What is unique to the laity, according to the bishops, is the
secular character of their vocation. As the laity dwell in the ordinary
circumstances of family, society, and their professions, they
are called to contribute to the sanctification of the world from
within, like leaven (CVL, p. 8). They serve to bring the Church
into the world and the world into conformity with God's plan
(CVL, pp.12, 26).
In contrast to the role of the laity, the ordained ministers
bear the responsibility of proclaiming the word of God and of rendering
Christ present through sacramental worship (Presbyterorum
Ordinis, 4). However, while the ordained and laity serve in different
ways, they serve the same purpose, namely, establishing
the presence of God (Paul Lakeland, The Liberation of the Laity:
In Search of an Accountable Church [New York: Continuum,
2003], p. 157). Note that describing the relationship of the two
orders as complementary needs to be examined more closely. It
would help to avoid the cliched image of the bridegroom and
bride, often used when discussing complemetarity. This image
does not work anymore. Within modern understanding, marriage
entails a reciprocal relationship in which love and leadership
are shared. Perhaps a better image for the Church is that of
the people of God as one human family (Lakeland, p. 172).

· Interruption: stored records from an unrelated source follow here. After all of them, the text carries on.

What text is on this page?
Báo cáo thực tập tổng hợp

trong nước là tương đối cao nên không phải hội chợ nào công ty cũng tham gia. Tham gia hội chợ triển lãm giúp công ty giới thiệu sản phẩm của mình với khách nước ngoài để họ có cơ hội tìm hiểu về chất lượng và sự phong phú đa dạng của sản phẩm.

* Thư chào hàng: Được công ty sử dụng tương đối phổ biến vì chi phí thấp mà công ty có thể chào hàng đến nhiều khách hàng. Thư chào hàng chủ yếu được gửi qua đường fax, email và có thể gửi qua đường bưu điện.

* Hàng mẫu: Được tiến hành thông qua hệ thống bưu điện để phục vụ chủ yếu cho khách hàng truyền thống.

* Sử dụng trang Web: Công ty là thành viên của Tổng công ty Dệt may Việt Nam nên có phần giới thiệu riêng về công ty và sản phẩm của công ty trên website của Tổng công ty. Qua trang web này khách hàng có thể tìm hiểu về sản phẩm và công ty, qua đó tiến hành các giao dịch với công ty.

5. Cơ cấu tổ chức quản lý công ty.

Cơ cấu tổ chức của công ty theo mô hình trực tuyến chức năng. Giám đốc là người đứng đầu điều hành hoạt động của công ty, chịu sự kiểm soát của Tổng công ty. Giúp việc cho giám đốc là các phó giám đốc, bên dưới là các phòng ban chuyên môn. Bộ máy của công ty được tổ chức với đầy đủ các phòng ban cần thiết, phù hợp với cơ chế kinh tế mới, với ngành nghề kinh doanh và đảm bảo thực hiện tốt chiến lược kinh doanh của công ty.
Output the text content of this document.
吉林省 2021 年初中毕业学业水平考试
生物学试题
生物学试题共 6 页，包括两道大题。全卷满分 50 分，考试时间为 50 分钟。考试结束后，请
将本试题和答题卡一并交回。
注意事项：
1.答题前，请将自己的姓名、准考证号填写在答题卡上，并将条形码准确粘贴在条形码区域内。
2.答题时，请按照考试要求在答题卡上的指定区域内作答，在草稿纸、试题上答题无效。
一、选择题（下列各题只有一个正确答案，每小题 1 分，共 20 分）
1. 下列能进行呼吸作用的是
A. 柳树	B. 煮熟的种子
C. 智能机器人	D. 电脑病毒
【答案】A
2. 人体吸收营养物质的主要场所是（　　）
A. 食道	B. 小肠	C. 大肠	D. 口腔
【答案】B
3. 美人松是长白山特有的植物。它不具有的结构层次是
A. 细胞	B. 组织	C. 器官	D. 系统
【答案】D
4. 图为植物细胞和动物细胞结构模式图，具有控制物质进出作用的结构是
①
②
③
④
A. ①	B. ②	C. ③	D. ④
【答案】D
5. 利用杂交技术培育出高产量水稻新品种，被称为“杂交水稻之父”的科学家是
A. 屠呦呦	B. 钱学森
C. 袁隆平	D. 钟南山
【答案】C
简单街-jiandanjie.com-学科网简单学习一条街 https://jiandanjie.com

Moreover, as we see the sacred permeating the secular, and
recognize the complementary roles of ordained and laity, we realize
that the lay minister's role should not be defined relative to that
of the priest. Likewise, Christian worship is instrumental to the
ministry of the entire work of the Church in the secular world.
According to the U.S. bishops, "Lay women and men . . .
cooperate with their pastors in the service of the ecclesial community"
(CVL, p. 9). Also, in an earlier document, Environment
and Art in Catholic Worship (1978), the bishops note that the
different ministries within the liturgy recognize the gifts and
talents required for worship. All of these ministers are servants
of the assembly. Furthermore, returning to the Second Vatican
Council, we find in Lumen Gentium (LG) a reminder to pastors
that they are not expected to shoulder alone the mission of the
Church. Rather, they are to shepherd the faithful and recognize
their gifts so that all may cooperate in the mission of the Church
(LG, 30). So, the sacred subsists within the secular; the ordained
and lay ministers cooperate in service to the human family.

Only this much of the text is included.